Warnstreik am Uniklinikum in Kiel und Lübeck: OPs verschoben

Streikende Mitarbeiter des Universitätsklinikums UKSH ziehen am Dienstag vom Gewerkschaftshaus zum Klinikum.

Streikende Mitarbeiter des Universitätsklinikums UKSH ziehen am Dienstag vom Gewerkschaftshaus zum Klinikum.

Foto: Carsten Rehder/dpa

Rund 550 Mitarbeiter beteiligen sich am Streik. Eine Notdienstvereinbarung sichert den Krankenhausbetrieb.

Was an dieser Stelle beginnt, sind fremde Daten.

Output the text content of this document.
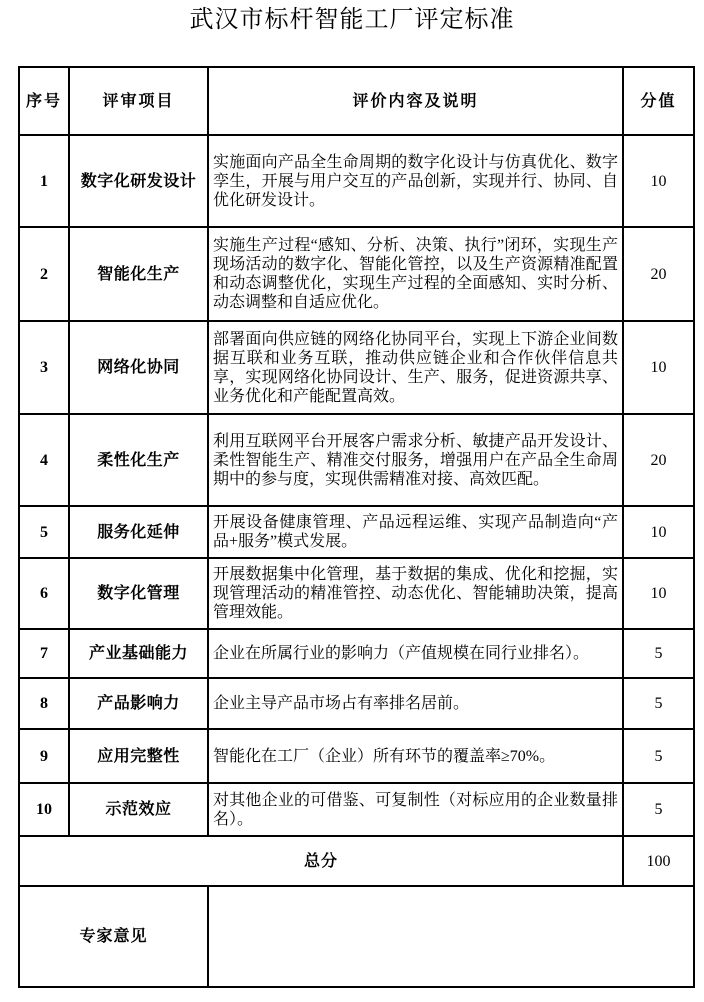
武汉市标杆智能工厂评定标准
序号	评审项目	评价内容及说明	分值
1	数字化研发设计	实施面向产品全生命周期的数字化设计与仿真优化、数字孪生，开展与用户交互的产品创新，实现并行、协同、自优化研发设计。	10
2	智能化生产	实施生产过程“感知、分析、决策、执行”闭环，实现生产现场活动的数字化、智能化管控，以及生产资源精准配置和动态调整优化，实现生产过程的全面感知、实时分析、动态调整和自适应优化。	20
3	网络化协同	部署面向供应链的网络化协同平台，实现上下游企业间数据互联和业务互联，推动供应链企业和合作伙伴信息共享，实现网络化协同设计、生产、服务，促进资源共享、业务优化和产能配置高效。	10
4	柔性化生产	利用互联网平台开展客户需求分析、敏捷产品开发设计、柔性智能生产、精准交付服务，增强用户在产品全生命周期中的参与度，实现供需精准对接、高效匹配。	20
5	服务化延伸	开展设备健康管理、产品远程运维、实现产品制造向“产品+服务”模式发展。	10
6	数字化管理	开展数据集中化管理，基于数据的集成、优化和挖掘，实现管理活动的精准管控、动态优化、智能辅助决策，提高管理效能。	10
7	产业基础能力	企业在所属行业的影响力（产值规模在同行业排名）。	5
8	产品影响力	企业主导产品市场占有率排名居前。	5
9	应用完整性	智能化在工厂（企业）所有环节的覆盖率≥70%。	5
10	示范效应	对其他企业的可借鉴、可复制性（对标应用的企业数量排名）。	5
总分			100
专家意见			
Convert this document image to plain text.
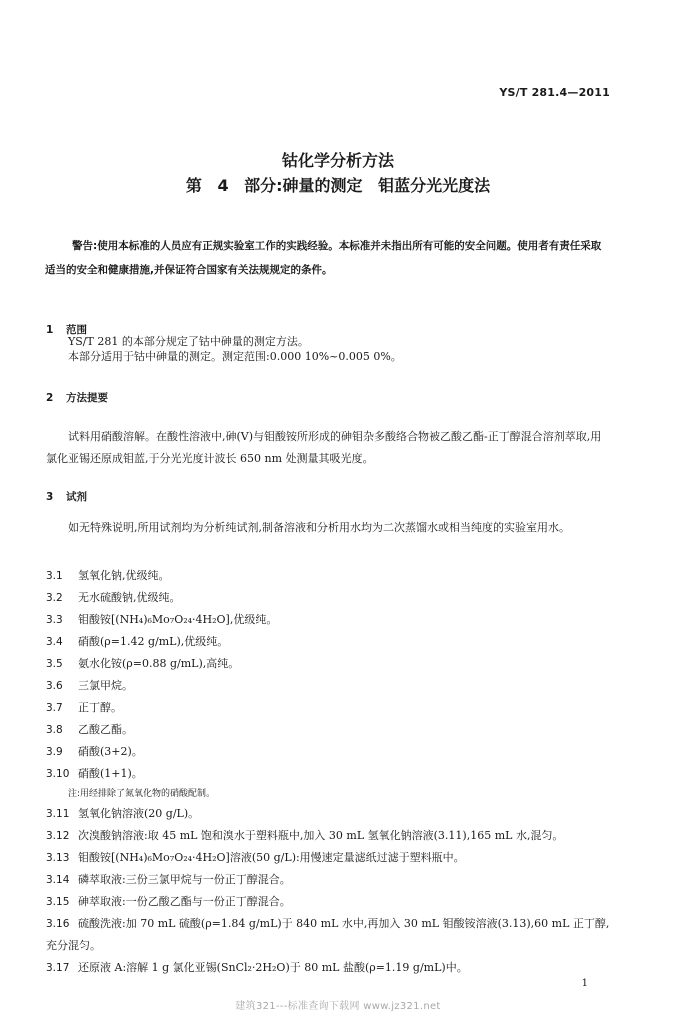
YS/T 281.4—2011
钴化学分析方法
第 4 部分:砷量的测定 钼蓝分光光度法
警告:使用本标准的人员应有正规实验室工作的实践经验。本标准并未指出所有可能的安全问题。使用者有责任采取适当的安全和健康措施,并保证符合国家有关法规规定的条件。
1 范围
YS/T 281 的本部分规定了钴中砷量的测定方法。
本部分适用于钴中砷量的测定。测定范围:0.000 10%~0.005 0%。
2 方法提要
试料用硝酸溶解。在酸性溶液中,砷(Ⅴ)与钼酸铵所形成的砷钼杂多酸络合物被乙酸乙酯-正丁醇混合溶剂萃取,用氯化亚锡还原成钼蓝,于分光光度计波长 650 nm 处测量其吸光度。
3 试剂
如无特殊说明,所用试剂均为分析纯试剂,制备溶液和分析用水均为二次蒸馏水或相当纯度的实验室用水。
3.1	氢氧化钠,优级纯。
3.2	无水硫酸钠,优级纯。
3.3	钼酸铵[(NH₄)₆Mo₇O₂₄·4H₂O],优级纯。
3.4	硝酸(ρ=1.42 g/mL),优级纯。
3.5	氨水化铵(ρ=0.88 g/mL),高纯。
3.6	三氯甲烷。
3.7	正丁醇。
3.8	乙酸乙酯。
3.9	硝酸(3+2)。
3.10 硝酸(1+1)。
注:用经排除了氮氧化物的硝酸配制。
3.11 氢氧化钠溶液(20 g/L)。
3.12 次溴酸钠溶液:取 45 mL 饱和溴水于塑料瓶中,加入 30 mL 氢氧化钠溶液(3.11),165 mL 水,混匀。
3.13 钼酸铵[(NH₄)₆Mo₇O₂₄·4H₂O]溶液(50 g/L):用慢速定量滤纸过滤于塑料瓶中。
3.14 磷萃取液:三份三氯甲烷与一份正丁醇混合。
3.15 砷萃取液:一份乙酸乙酯与一份正丁醇混合。
3.16 硫酸洗液:加 70 mL 硫酸(ρ=1.84 g/mL)于 840 mL 水中,再加入 30 mL 钼酸铵溶液(3.13),60 mL 正丁醇,充分混匀。
3.17 还原液 A:溶解 1 g 氯化亚锡(SnCl₂·2H₂O)于 80 mL 盐酸(ρ=1.19 g/mL)中。
1
建筑321---标准查询下载网 www.jz321.net
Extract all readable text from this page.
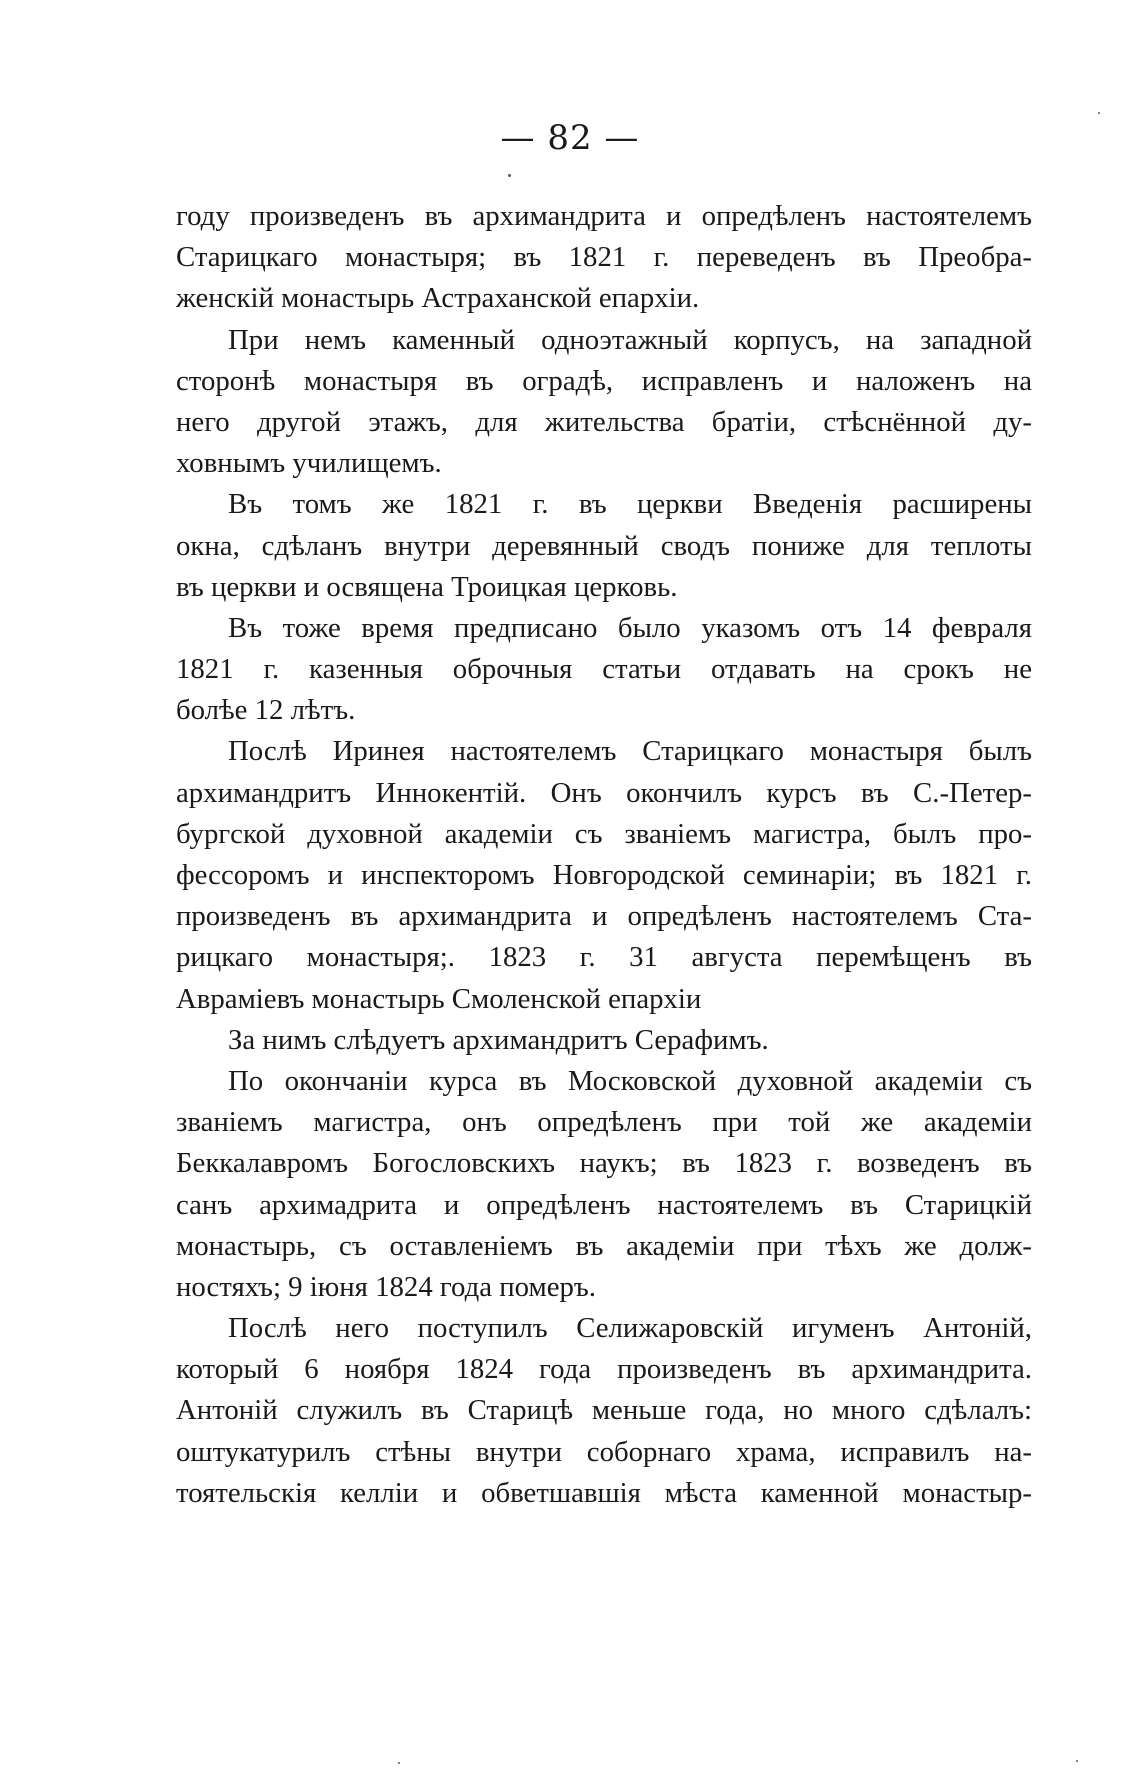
— 82 —
году произведенъ въ архимандрита и опредѣленъ настоятелемъ
Старицкаго монастыря; въ 1821 г. переведенъ въ Преобра-
женскій монастырь Астраханской епархіи.
При немъ каменный одноэтажный корпусъ, на западной
сторонѣ монастыря въ оградѣ, исправленъ и наложенъ на
него другой этажъ, для жительства братіи, стѣснённой ду-
ховнымъ училищемъ.
Въ томъ же 1821 г. въ церкви Введенія расширены
окна, сдѣланъ внутри деревянный сводъ пониже для теплоты
въ церкви и освящена Троицкая церковь.
Въ тоже время предписано было указомъ отъ 14 февраля
1821 г. казенныя оброчныя статьи отдавать на срокъ не
болѣе 12 лѣтъ.
Послѣ Иринея настоятелемъ Старицкаго монастыря былъ
архимандритъ Иннокентій. Онъ окончилъ курсъ въ С.-Петер-
бургской духовной академіи съ званіемъ магистра, былъ про-
фессоромъ и инспекторомъ Новгородской семинаріи; въ 1821 г.
произведенъ въ архимандрита и опредѣленъ настоятелемъ Ста-
рицкаго монастыря;. 1823 г. 31 августа перемѣщенъ въ
Авраміевъ монастырь Смоленской епархіи
За нимъ слѣдуетъ архимандритъ Серафимъ.
По окончаніи курса въ Московской духовной академіи съ
званіемъ магистра, онъ опредѣленъ при той же академіи
Беккалавромъ Богословскихъ наукъ; въ 1823 г. возведенъ въ
санъ архимадрита и опредѣленъ настоятелемъ въ Старицкій
монастырь, съ оставленіемъ въ академіи при тѣхъ же долж-
ностяхъ; 9 іюня 1824 года померъ.
Послѣ него поступилъ Селижаровскій игуменъ Антоній,
который 6 ноября 1824 года произведенъ въ архимандрита.
Антоній служилъ въ Старицѣ меньше года, но много сдѣлалъ:
оштукатурилъ стѣны внутри соборнаго храма, исправилъ на-
тоятельскія келліи и обветшавшія мѣста каменной монастыр-
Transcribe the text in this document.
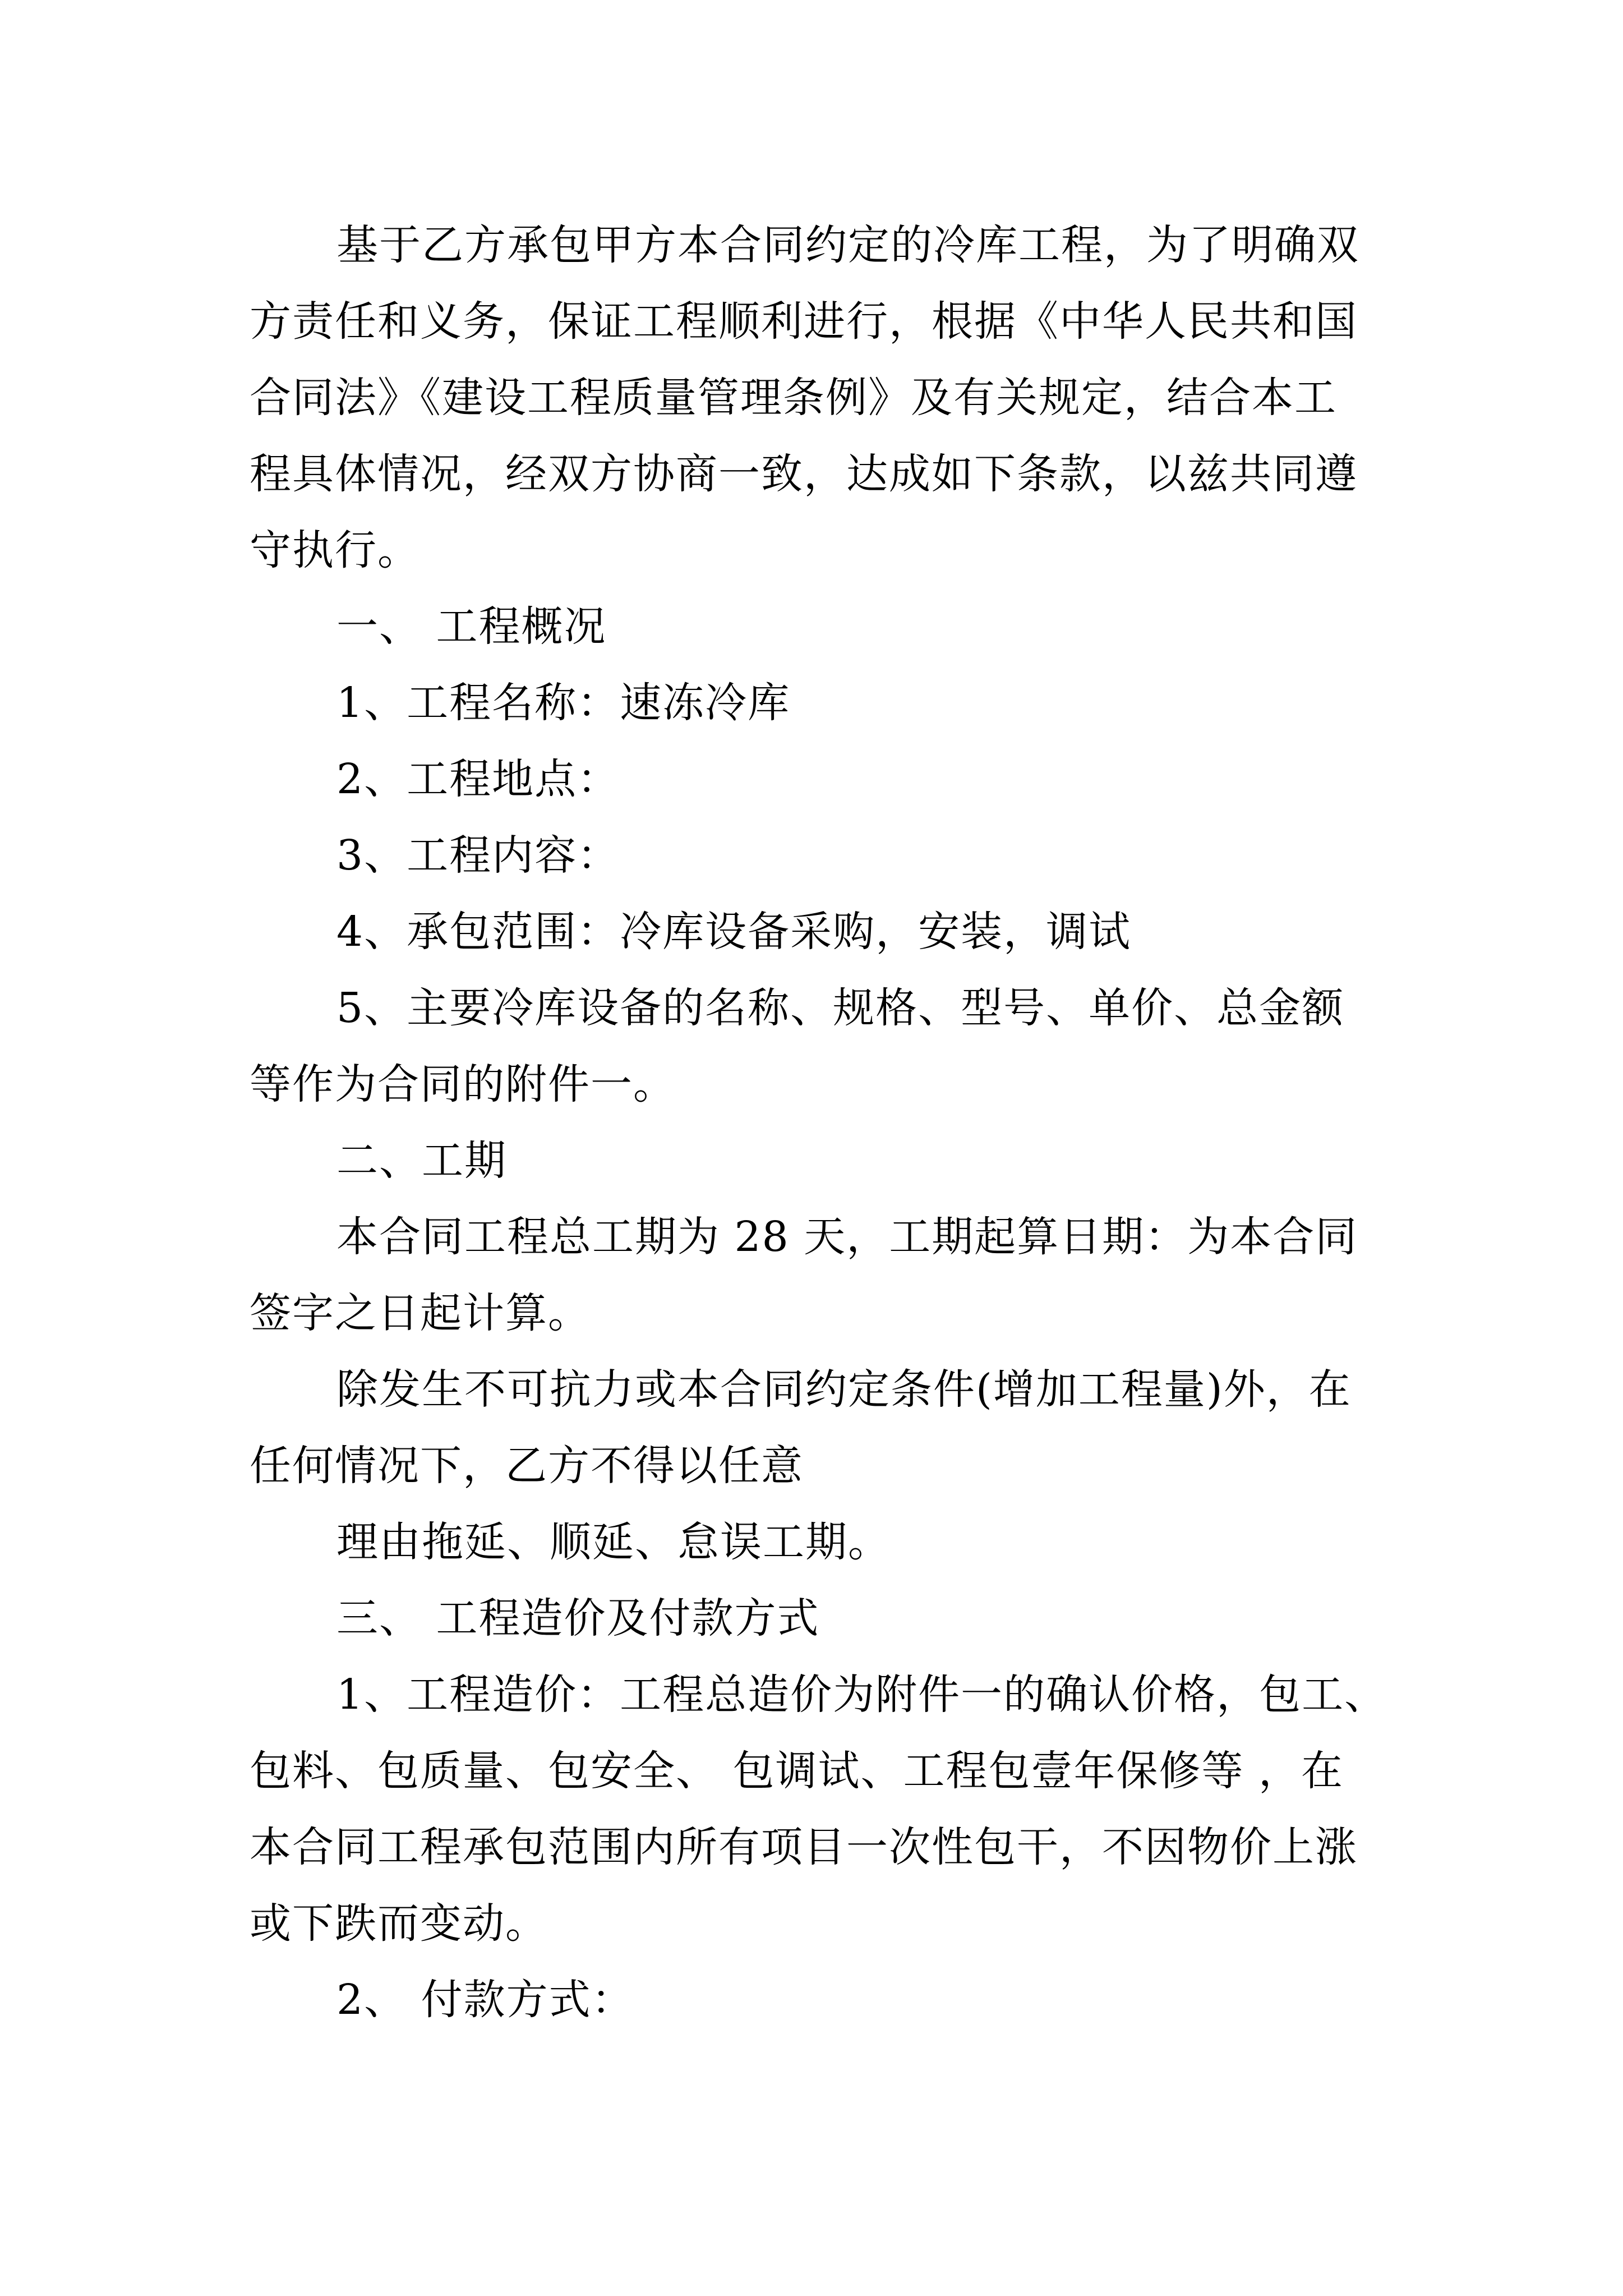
基于乙方承包甲方本合同约定的冷库工程，为了明确双
方责任和义务，保证工程顺利进行，根据《中华人民共和国
合同法》《建设工程质量管理条例》及有关规定，结合本工
程具体情况，经双方协商一致，达成如下条款，以兹共同遵
守执行。
一、 工程概况
1、工程名称：速冻冷库
2、工程地点：
3、工程内容：
4、承包范围：冷库设备采购，安装，调试
5、主要冷库设备的名称、规格、型号、单价、总金额
等作为合同的附件一。
二、工期
本合同工程总工期为 28 天，工期起算日期：为本合同
签字之日起计算。
除发生不可抗力或本合同约定条件(增加工程量)外，在
任何情况下，乙方不得以任意
理由拖延、顺延、怠误工期。
三、 工程造价及付款方式
1、工程造价：工程总造价为附件一的确认价格，包工、
包料、包质量、包安全、 包调试、工程包壹年保修等 ，在
本合同工程承包范围内所有项目一次性包干，不因物价上涨
或下跌而变动。
2、 付款方式：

Kiel.  Etwa 550 Mitarbeiter des Universitätsklinikums Schleswig-Holstein haben sich nach Angaben der Gewerkschaft Verdi am ganztägigen Warnstreik an den Standorten Kiel und Lübeck beteiligt. „Die Stimmung ist kämpferisch“, sagte Gewerkschaftssekretär Christian Godau am Dienstag. „Es geht nicht nur um mehr Geld, die Kollegen sind frustriert wegen des viel zu geringen Personals und der extremen Arbeitsverdichtung.“ In Kiel waren laut Godau etwa 250 Mitarbeiter im Ausstand, in Lübeck rund 300.

„Wegen des Warnstreiks sind verschiebbare Operationen verlegt worden“, bestätigte UKSH-Sprecher Oliver Grieve. Außerdem gebe es Verzögerungen beim Patiententransport in den Kliniken. Nach Angaben Godaus waren am Dienstag nur zwei der zwölf zentralen Operationssäle in Betrieb.

Gewerkschaften verlangen sechs Prozent mehr Geld

Auch das Zentrum für Integrative Psychiatrie (ZIP) sei vom Warnstreik betroffen, der bis 21.45 Uhr dauern sollte. Wegen der bestehenden Notdienstvereinbarungen soll es bei Streiklagen im zentralen Klinikablauf keine Einschränkungen geben.

In Kiel zogen die Streikenden vom Gewerkschaftshaus in einem Demonstrationszug zum UKSH, um dort ihren Forderungen Nachdruck zu verleihen und Patienten zu informieren.

Die Gewerkschaften verlangen Einkommenssteigerungen von sechs Prozent – mindestens aber 200 Euro mehr im Monat. Die Tarifgemeinschaft der Länder lehnt dies ab, hatte bei der zweiten Verhandlungsrunde in der vergangenen Woche aber noch kein eigenes Angebot vorgelegt.